The Harvest House book Encyclopedia of Cults and New Religions (ECNR) was marred by this type of pseudo-scholarship characterized by use of out-of-context quotes and dependence on discredited secondary sources. Nor did this practice stop when documentation of the book’s distortions was sent to its authors and publisher. Rather, all of the material published in defense of ECNR followed the same flawed method. Thus, at the same time Hank Hanegraaff (Walter Martin’s successor as President of CRI) and Gretchen Passantino were in the midst of a thorough reassessment of Witness Lee and the local churches, a reassessment that resulted in a disavowal of their respective organizations’ earlier positions, others were simply recycling the same defective analysis. These apologists brandished short, out-of-context, and often elided quotations as “proof texts,” ignoring all contrary evidence in the ministry of Witness Lee (even on the same page) and every thoughtful published response as if they did not exist. Their behavior follows a basic principle of propaganda—a lie repeated often enough will be accepted as truth—rather than responsible apologetics.

This kind of reprehensible practice is evident in a March 2004 posting on the Harvest House Publishers corporate website in defense of its book Encyclopedia of Cults and New Religions (ECNR). Their distortions were corrected in a series of postings on this site the following month. Harvest House continued the practice by posting further misrepresentations in October 2006. These also were thoroughly answered later that month.

Following Harvest House’s lead, on January 9, 2007, a group of evangelicals, many of whom had ties to Harvest House or its author John Ankerberg, published an open letter on the Internet calling on Living Stream Ministry and the local churches to disavow certain teachings of Witness Lee. This open letter then listed nineteen short, out-of-context quotations, one of which consisted of a sentence fragment of a mere eight words.
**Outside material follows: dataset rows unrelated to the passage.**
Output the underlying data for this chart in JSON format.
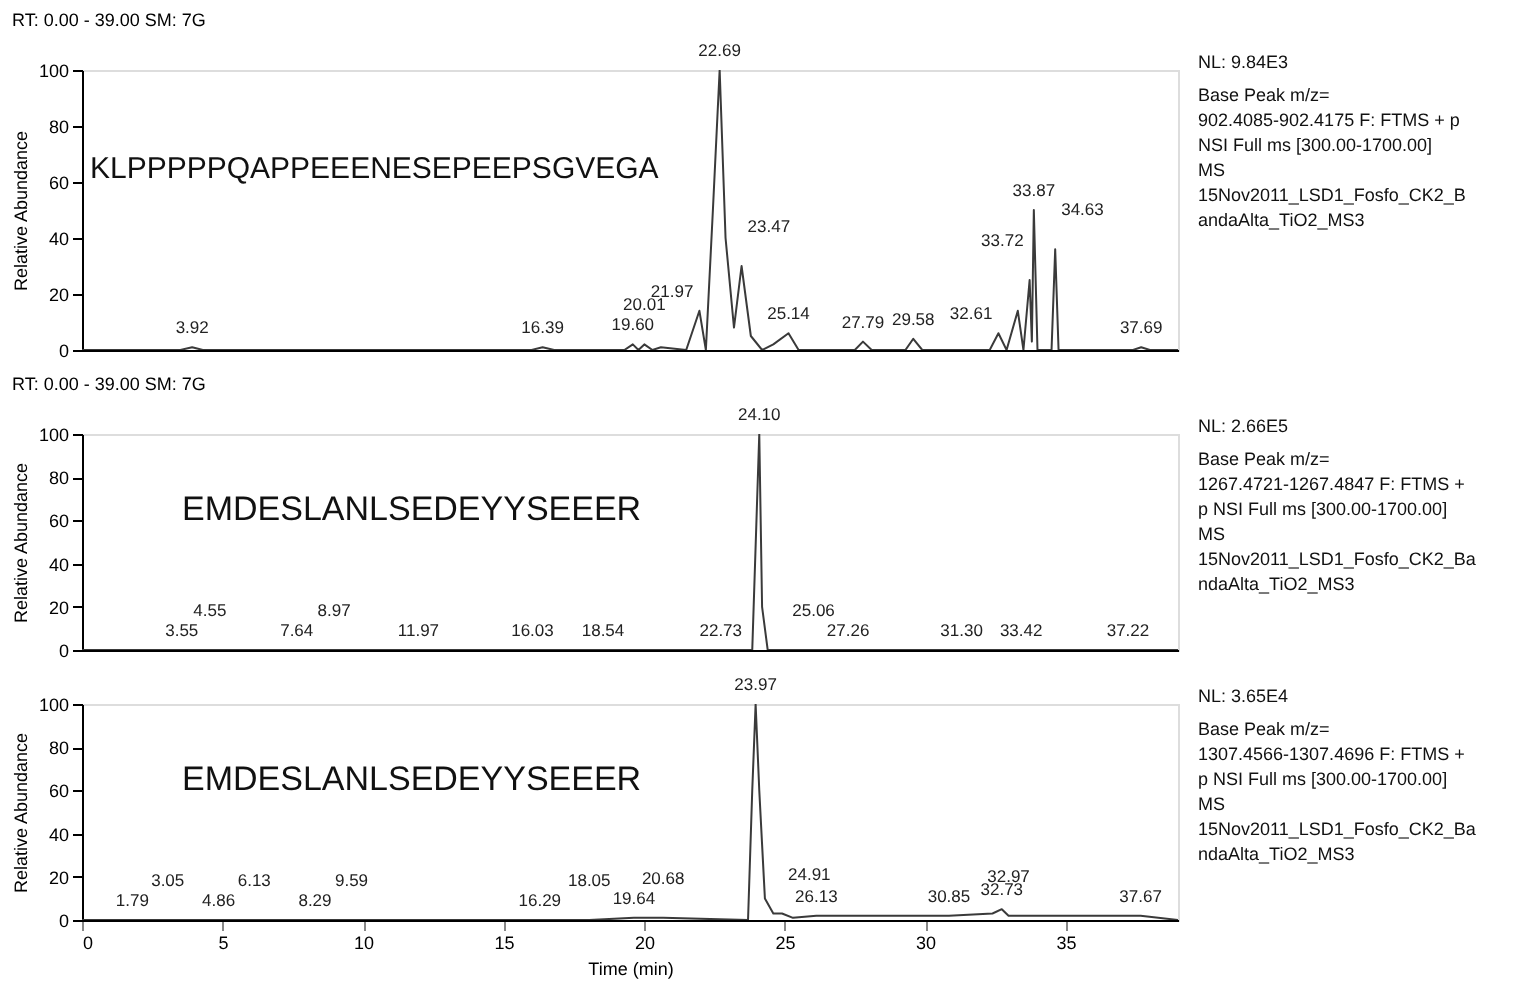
{
  "chart_data": [
    {
      "type": "line",
      "title": "RT: 0.00 - 39.00   SM: 7G",
      "ylabel": "Relative Abundance",
      "color": "#3a3a3a",
      "x": [
        0,
        3.5,
        3.92,
        4.3,
        16.0,
        16.39,
        16.8,
        19.3,
        19.6,
        19.8,
        20.01,
        20.3,
        20.6,
        21.5,
        21.97,
        22.2,
        22.45,
        22.69,
        22.9,
        23.2,
        23.47,
        23.8,
        24.2,
        24.6,
        25.14,
        25.5,
        27.5,
        27.79,
        28.1,
        29.3,
        29.58,
        29.9,
        32.3,
        32.61,
        32.9,
        33.3,
        33.5,
        33.72,
        33.8,
        33.87,
        34.0,
        34.5,
        34.63,
        34.75,
        37.4,
        37.69,
        38.0,
        39.0
      ],
      "values": [
        0,
        0,
        1,
        0,
        0,
        1,
        0,
        0,
        2,
        0,
        2,
        0,
        1,
        0,
        14,
        0,
        50,
        100,
        40,
        8,
        30,
        5,
        0,
        2,
        6,
        0,
        0,
        3,
        0,
        0,
        4,
        0,
        0,
        6,
        0,
        14,
        0,
        25,
        3,
        50,
        0,
        0,
        36,
        0,
        0,
        1,
        0,
        0
      ],
      "xlim": [
        0,
        39
      ],
      "xticks": [
        0,
        5,
        10,
        15,
        20,
        25,
        30,
        35
      ],
      "ylim": [
        0,
        100
      ],
      "yticks": [
        0,
        20,
        40,
        60,
        80,
        100
      ],
      "tick_labels": "y",
      "grid": false,
      "annotations": [
        "KLPPPPPQAPPEEENESEPEEPSGVEGA",
        "NL: 9.84E3",
        "Base Peak m/z=",
        "902.4085-902.4175 F: FTMS + p",
        "NSI Full ms [300.00-1700.00]",
        "MS",
        "15Nov2011_LSD1_Fosfo_CK2_B",
        "andaAlta_TiO2_MS3",
        {
          "text": "3.92",
          "x": 3.92,
          "y": 1
        },
        {
          "text": "16.39",
          "x": 16.39,
          "y": 1
        },
        {
          "text": "19.60",
          "x": 19.6,
          "y": 2
        },
        {
          "text": "20.01",
          "x": 20.01,
          "y": 2
        },
        {
          "text": "21.97",
          "x": 21.97,
          "y": 14
        },
        {
          "text": "22.69",
          "x": 22.69,
          "y": 100
        },
        {
          "text": "23.47",
          "x": 23.47,
          "y": 30
        },
        {
          "text": "25.14",
          "x": 25.14,
          "y": 6
        },
        {
          "text": "27.79",
          "x": 27.79,
          "y": 3
        },
        {
          "text": "29.58",
          "x": 29.58,
          "y": 4
        },
        {
          "text": "32.61",
          "x": 32.61,
          "y": 6
        },
        {
          "text": "33.72",
          "x": 33.72,
          "y": 25
        },
        {
          "text": "33.87",
          "x": 33.87,
          "y": 50
        },
        {
          "text": "34.63",
          "x": 34.63,
          "y": 36
        },
        {
          "text": "37.69",
          "x": 37.69,
          "y": 1
        }
      ]
    },
    {
      "type": "line",
      "title": "RT: 0.00 - 39.00   SM: 7G",
      "ylabel": "Relative Abundance",
      "color": "#3a3a3a",
      "x": [
        0,
        3.55,
        4.55,
        7.64,
        8.97,
        11.97,
        16.03,
        18.54,
        22.73,
        23.85,
        24.0,
        24.1,
        24.2,
        24.4,
        25.06,
        27.26,
        31.3,
        33.42,
        37.22,
        39.0
      ],
      "values": [
        0,
        0,
        0,
        0,
        0,
        0,
        0,
        0,
        0,
        0,
        60,
        100,
        20,
        0,
        0,
        0,
        0,
        0,
        0,
        0
      ],
      "xlim": [
        0,
        39
      ],
      "xticks": [
        0,
        5,
        10,
        15,
        20,
        25,
        30,
        35
      ],
      "ylim": [
        0,
        100
      ],
      "yticks": [
        0,
        20,
        40,
        60,
        80,
        100
      ],
      "tick_labels": "y",
      "grid": false,
      "annotations": [
        "EMDESLANLSEDEYYSEEER",
        "NL: 2.66E5",
        "Base Peak m/z=",
        "1267.4721-1267.4847 F: FTMS +",
        "p NSI Full ms [300.00-1700.00]",
        "MS",
        "15Nov2011_LSD1_Fosfo_CK2_Ba",
        "ndaAlta_TiO2_MS3",
        {
          "text": "3.55",
          "x": 3.55,
          "y": 0
        },
        {
          "text": "4.55",
          "x": 4.55,
          "y": 0
        },
        {
          "text": "7.64",
          "x": 7.64,
          "y": 0
        },
        {
          "text": "8.97",
          "x": 8.97,
          "y": 0
        },
        {
          "text": "11.97",
          "x": 11.97,
          "y": 0
        },
        {
          "text": "16.03",
          "x": 16.03,
          "y": 0
        },
        {
          "text": "18.54",
          "x": 18.54,
          "y": 0
        },
        {
          "text": "22.73",
          "x": 22.73,
          "y": 0
        },
        {
          "text": "24.10",
          "x": 24.1,
          "y": 100
        },
        {
          "text": "25.06",
          "x": 25.06,
          "y": 0
        },
        {
          "text": "27.26",
          "x": 27.26,
          "y": 0
        },
        {
          "text": "31.30",
          "x": 31.3,
          "y": 0
        },
        {
          "text": "33.42",
          "x": 33.42,
          "y": 0
        },
        {
          "text": "37.22",
          "x": 37.22,
          "y": 0
        }
      ]
    },
    {
      "type": "line",
      "ylabel": "Relative Abundance",
      "xlabel": "Time (min)",
      "color": "#3a3a3a",
      "x": [
        0,
        1.79,
        3.05,
        4.86,
        6.13,
        8.29,
        9.59,
        16.29,
        18.05,
        19.64,
        20.68,
        23.7,
        23.85,
        23.97,
        24.1,
        24.3,
        24.6,
        24.91,
        25.3,
        26.13,
        30.85,
        32.4,
        32.73,
        32.97,
        37.67,
        39.0
      ],
      "values": [
        0,
        0,
        0,
        0,
        0,
        0,
        0,
        0,
        0,
        1,
        1,
        0,
        60,
        100,
        60,
        10,
        3,
        3,
        1,
        2,
        2,
        3,
        5,
        2,
        2,
        0
      ],
      "xlim": [
        0,
        39
      ],
      "xticks": [
        0,
        5,
        10,
        15,
        20,
        25,
        30,
        35
      ],
      "ylim": [
        0,
        100
      ],
      "yticks": [
        0,
        20,
        40,
        60,
        80,
        100
      ],
      "grid": false,
      "annotations": [
        "EMDESLANLSEDEYYSEEER",
        "NL: 3.65E4",
        "Base Peak m/z=",
        "1307.4566-1307.4696 F: FTMS +",
        "p NSI Full ms [300.00-1700.00]",
        "MS",
        "15Nov2011_LSD1_Fosfo_CK2_Ba",
        "ndaAlta_TiO2_MS3",
        {
          "text": "1.79",
          "x": 1.79,
          "y": 0
        },
        {
          "text": "3.05",
          "x": 3.05,
          "y": 0
        },
        {
          "text": "4.86",
          "x": 4.86,
          "y": 0
        },
        {
          "text": "6.13",
          "x": 6.13,
          "y": 0
        },
        {
          "text": "8.29",
          "x": 8.29,
          "y": 0
        },
        {
          "text": "9.59",
          "x": 9.59,
          "y": 0
        },
        {
          "text": "16.29",
          "x": 16.29,
          "y": 0
        },
        {
          "text": "18.05",
          "x": 18.05,
          "y": 0
        },
        {
          "text": "19.64",
          "x": 19.64,
          "y": 1
        },
        {
          "text": "20.68",
          "x": 20.68,
          "y": 1
        },
        {
          "text": "23.97",
          "x": 23.97,
          "y": 100
        },
        {
          "text": "24.91",
          "x": 24.91,
          "y": 3
        },
        {
          "text": "26.13",
          "x": 26.13,
          "y": 2
        },
        {
          "text": "30.85",
          "x": 30.85,
          "y": 2
        },
        {
          "text": "32.73",
          "x": 32.73,
          "y": 5
        },
        {
          "text": "32.97",
          "x": 32.97,
          "y": 2
        },
        {
          "text": "37.67",
          "x": 37.67,
          "y": 2
        }
      ]
    }
  ]
}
Representatives of the local churches and the Living Stream Ministry editorial staff published three responses—an initial, short response; a later, more detailed response; and a quote-by-quote analysis showing the meaning of Witness Lee’s words in context and their conformity to norms of Christian teaching. These responses were compiled into book form and sent to sixty-five of the 2007 open letter signers along with books presenting the findings of two multi-year research studies, one by Christian Research Institute in conjunction with Gretchen Passantino, Director of Answers in Action; and the other by Fuller Theological Seminary. Both studies found that the teaching of Witness Lee and the local churches was thoroughly orthodox. Many of the signers were invited to dialogue. Those invitations were met by a wall of silence.

In December 2009, CRI and Gretchen Passantino published their research findings in an issue of the Christian Research Journal with the words “We Were Wrong” on the cover. Almost immediately two signers of the 2007 open letter, Norman Geisler and Ron Rhodes, wrote an acrimonious critique of the CRI reevaluation. Their rebuttal contained many errors of fact and of biblical truth. Beginning in July 2010, DCP began publishing a series of articles under the general title “A Response to Norman Geisler and Ron Rhodes’ Defense of an Open Letter and Critique of the Christian Research Journal‘s Reassessment of the Local Churches” to correct some of the more egregious errors.

Conclusion

The responses on this website attest to two things. First, contrary to false accusations, the local churches do not use litigation to suppress criticism of our teaching. We respond to criticism according to its nature. If it is in the realm of misrepresentation, we seek to correct it. If it is in the realm of misunderstanding, we seek to clarify our realization of what the Bible teaches. Second, contrary to the reckless criticisms that have so often come our way, we seek to provide answers that are thoughtful, biblical, and thorough. We believe that only in this way can the truth and our Lord be served properly.